C. The self colors (red and orange) at the P locus, in contrast to variegated and mosaic, represent relatively stable alleles. Certain of them, however, mutate in somatic tissue to alleles lower in the dominance series with measurable frequencies. Preliminary studies show that the mutation rates vary widely. The extent to which the differences are due to the P alleles themselves and to modifiers is not known. The procedure followed was to cross the self‑colored stock to a colorless (or near‑colorless) pericarp strain and then to score the kernels on the F1 ears for number of colorless sectors one millimeter wide or larger. Mutation rate is expressed as number of such mutant sectors per 1000 kernels. A self‑red of uncertain origin but believed to have come originally from a farmer’s open‑pollinated variety showed a mutation rate of .02, based on about 880,000 kernels. Two plants sampled from the Strawberry Pop (red pericarp) variety differed greatly. One gave no mutations; the other showed a rate of .41. An orange stock of Cornell origin gave no mutations in about 50,000 kernels classified. Another orange derived from a mutant sector on an ear from a red‑cobbed, white pericarp field corn hybrid showed a rate of .05. No mutations were found among 7000 kernels of a self-red derived by mutation from a “Crow Creek" variegated pericarp. On the other hand, two separate mutations from variegated to self‑red in an unrelated variegated stock gave rates of 1.9 and 3.4 based on about 512,000 and 313,000 kernels, respectively. These latter values contrast with mutation rates of about 10‑70 per 1000 kernels observed in the limited number of variegated pericarp stocks which we have scored for mutations from variegated to self‑red. Most of the mutant sectors on the red and orange ears involved less than a single kernel. Because of this circumstance, data concerning the qualitative character and heritability of the changes are difficult to obtain.

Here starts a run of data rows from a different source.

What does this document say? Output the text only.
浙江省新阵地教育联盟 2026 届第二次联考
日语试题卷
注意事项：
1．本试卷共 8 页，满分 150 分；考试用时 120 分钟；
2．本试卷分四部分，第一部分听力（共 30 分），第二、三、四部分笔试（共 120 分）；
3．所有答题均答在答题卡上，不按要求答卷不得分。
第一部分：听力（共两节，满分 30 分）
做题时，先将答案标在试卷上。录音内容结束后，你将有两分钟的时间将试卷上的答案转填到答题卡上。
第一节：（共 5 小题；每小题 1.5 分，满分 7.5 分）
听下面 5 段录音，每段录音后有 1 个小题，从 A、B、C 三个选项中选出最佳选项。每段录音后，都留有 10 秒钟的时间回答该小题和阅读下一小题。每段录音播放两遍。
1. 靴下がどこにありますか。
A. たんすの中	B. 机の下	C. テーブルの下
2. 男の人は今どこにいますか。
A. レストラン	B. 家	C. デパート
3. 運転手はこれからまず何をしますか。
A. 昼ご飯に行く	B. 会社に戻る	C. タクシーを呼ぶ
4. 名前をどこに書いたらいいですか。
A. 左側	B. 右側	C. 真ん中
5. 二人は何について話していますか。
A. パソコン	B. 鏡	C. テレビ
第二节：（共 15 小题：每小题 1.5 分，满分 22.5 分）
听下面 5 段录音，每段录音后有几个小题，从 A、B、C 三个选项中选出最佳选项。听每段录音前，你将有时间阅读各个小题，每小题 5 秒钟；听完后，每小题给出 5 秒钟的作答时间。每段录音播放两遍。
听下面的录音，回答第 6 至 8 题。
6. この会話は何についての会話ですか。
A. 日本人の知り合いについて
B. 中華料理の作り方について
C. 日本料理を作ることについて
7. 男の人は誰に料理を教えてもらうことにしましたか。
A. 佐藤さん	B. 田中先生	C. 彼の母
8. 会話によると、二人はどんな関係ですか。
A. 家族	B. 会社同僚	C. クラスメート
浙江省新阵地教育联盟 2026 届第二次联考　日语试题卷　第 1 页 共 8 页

D. Methyl‑bis (b‑chloroethyl) amine applied to pollen in the vapor phase is not effective in altering the mutability of variegated pericarp. Two levels of treatment were testd, the higher of which approached the lethal dosage. The pollen treatments were severe enough to result in numerous partially shrivelled kernels on the ears to which the pollen was applied. Pollen from a waxy VV stock was used, waxy serving as a means of detecting contaminants. The control and treated lots of pollen were applied to a red‑cobbed, colorless pericarp single cross between two dent inbreds. The ears borne by the F1 plants were scored for (1) grade of variegation and (2) number of mutations to self‑red. The respective scores for the controls and the treated series did not differ significantly from each other. The sub‑class in the treated series comprising the plants reared from the partially shrivelled F1 seeds likewise did not differ significantly from the controls in variegation grade and frequency of mutations to self‑red.
E. In order to facilitate their studies on mutation at the P locus the Wisconsin group is interested in securing seed of the mutant types which appear occasionally in commercial corns. Seed from ears bearing patches of mutant kernels are especially desired.